- Grimes, Oklahoma
- Coordinates: 35°27′58″N 99°45′39″W﻿ / ﻿35.46611°N 99.76083°W
- Country: United States
- State: Oklahoma
- County: Roger Mills
- Elevation: 2,261 ft (689 m)
- Time zone: UTC-6 (Central (CST))
- • Summer (DST): UTC-5 (CDT)
- Area code: 580
- GNIS feature ID: 1100467

= Grimes, Oklahoma =

Grimes is an unincorporated community in Roger Mills County, Oklahoma, United States. Grimes is located in the southern part of the county, 11.4 mi south-southwest of Cheyenne.

The Grimes post office opened on March 1, 1901 with John Gernade Lancaster as first Postmaster, and closed on November 26, 1971. Benjamin C. Olson was the last postmaster in Grimes. He then became the postmaster in nearby Sweetwater, Oklahoma. The community was named for acting Oklahoma territorial governor William C. Grimes.
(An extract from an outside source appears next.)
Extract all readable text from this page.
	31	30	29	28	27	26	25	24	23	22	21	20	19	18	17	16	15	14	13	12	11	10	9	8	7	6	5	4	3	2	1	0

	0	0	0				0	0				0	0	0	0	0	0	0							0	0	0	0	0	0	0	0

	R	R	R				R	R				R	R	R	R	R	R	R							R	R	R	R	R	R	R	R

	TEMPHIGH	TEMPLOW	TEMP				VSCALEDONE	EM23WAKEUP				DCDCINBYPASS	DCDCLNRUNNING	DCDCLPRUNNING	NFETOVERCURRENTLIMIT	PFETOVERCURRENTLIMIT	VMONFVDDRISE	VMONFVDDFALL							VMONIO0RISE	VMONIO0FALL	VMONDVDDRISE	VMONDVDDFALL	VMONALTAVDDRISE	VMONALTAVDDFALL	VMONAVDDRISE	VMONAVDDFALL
Grimes was hit by a violent tornado on the night of April 9, 1947. The tornado was the same night as the Woodward, Oklahoma tornado. The Grimes tornado resulted in the destruction of the blacksmith shop, one home and barn. The home, owned by Ole C Olson and wife Leah Turbyfill Olson was partially destroyed. Ole C Olson was mortally wounded and later died in an Oklahoma City Hospital.